Пальцам кажется, что это справедливо – ведь если человек странен, справедливо наказать его – но их травля глубже, она не в животе и усах, не в самоутверждении, не в чём-то социальном и подростковом. Она глубже физиологии, глубже учебников по психологии и людей, которые их читают. Подлинная травля неговорима, невыразима и неделима. Она просто есть. Вот так вот сцепились молекулы, вот так тяготят друг друга галактики – это данность, само условие существования, ибо кто-то есть только за счёт другого. Здесь нет никаких причин, а только Причина, всеобщая обусловленность всех – каждым. Страшно, если травля – другое название бытия.

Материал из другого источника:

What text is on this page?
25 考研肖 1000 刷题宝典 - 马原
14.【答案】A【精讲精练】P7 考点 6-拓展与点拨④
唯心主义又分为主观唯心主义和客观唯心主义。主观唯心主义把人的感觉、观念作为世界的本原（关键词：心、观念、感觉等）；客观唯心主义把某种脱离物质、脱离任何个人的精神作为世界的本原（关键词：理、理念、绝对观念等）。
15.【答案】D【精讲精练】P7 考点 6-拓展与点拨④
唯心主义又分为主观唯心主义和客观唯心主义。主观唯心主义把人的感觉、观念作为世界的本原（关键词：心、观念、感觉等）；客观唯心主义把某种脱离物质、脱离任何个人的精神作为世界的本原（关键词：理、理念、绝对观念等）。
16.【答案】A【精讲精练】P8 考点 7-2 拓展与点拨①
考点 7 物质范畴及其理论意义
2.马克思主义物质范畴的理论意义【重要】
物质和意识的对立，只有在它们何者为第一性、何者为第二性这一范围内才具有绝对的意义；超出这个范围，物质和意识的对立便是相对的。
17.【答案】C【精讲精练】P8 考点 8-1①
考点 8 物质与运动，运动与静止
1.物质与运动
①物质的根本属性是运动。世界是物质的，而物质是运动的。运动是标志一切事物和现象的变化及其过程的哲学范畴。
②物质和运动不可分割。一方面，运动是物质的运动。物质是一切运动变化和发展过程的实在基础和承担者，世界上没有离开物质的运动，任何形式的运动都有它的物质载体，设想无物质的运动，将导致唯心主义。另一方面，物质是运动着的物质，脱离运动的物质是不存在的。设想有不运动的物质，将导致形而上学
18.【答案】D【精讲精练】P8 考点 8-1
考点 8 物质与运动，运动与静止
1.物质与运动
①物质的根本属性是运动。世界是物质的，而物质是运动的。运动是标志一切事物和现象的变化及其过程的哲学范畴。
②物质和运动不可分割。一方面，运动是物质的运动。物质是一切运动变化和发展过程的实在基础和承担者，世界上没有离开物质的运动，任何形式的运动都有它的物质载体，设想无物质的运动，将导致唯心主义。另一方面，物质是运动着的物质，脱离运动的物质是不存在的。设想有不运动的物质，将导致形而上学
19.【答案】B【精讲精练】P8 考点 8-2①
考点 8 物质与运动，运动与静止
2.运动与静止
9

– Больные, что ли? Не буду вам...

Подсечка, валят в снег. Зимой бьют сильнее – тело сокрыто, его хочется достать и не получается, отчего накатившая ярость плавит снег, эту первую оболочку. В него не так страшно кинуть, бросить, закопать. И он так мягок, поглощающ, всеобщ. Одежда – вторая оболочка. Подначивает сильнее ударить, пнуть. Нога пружинит от синтепона, можно бить не боясь. Шапка, шарфы – третья. Лиц не видно, а значит не видно и человека.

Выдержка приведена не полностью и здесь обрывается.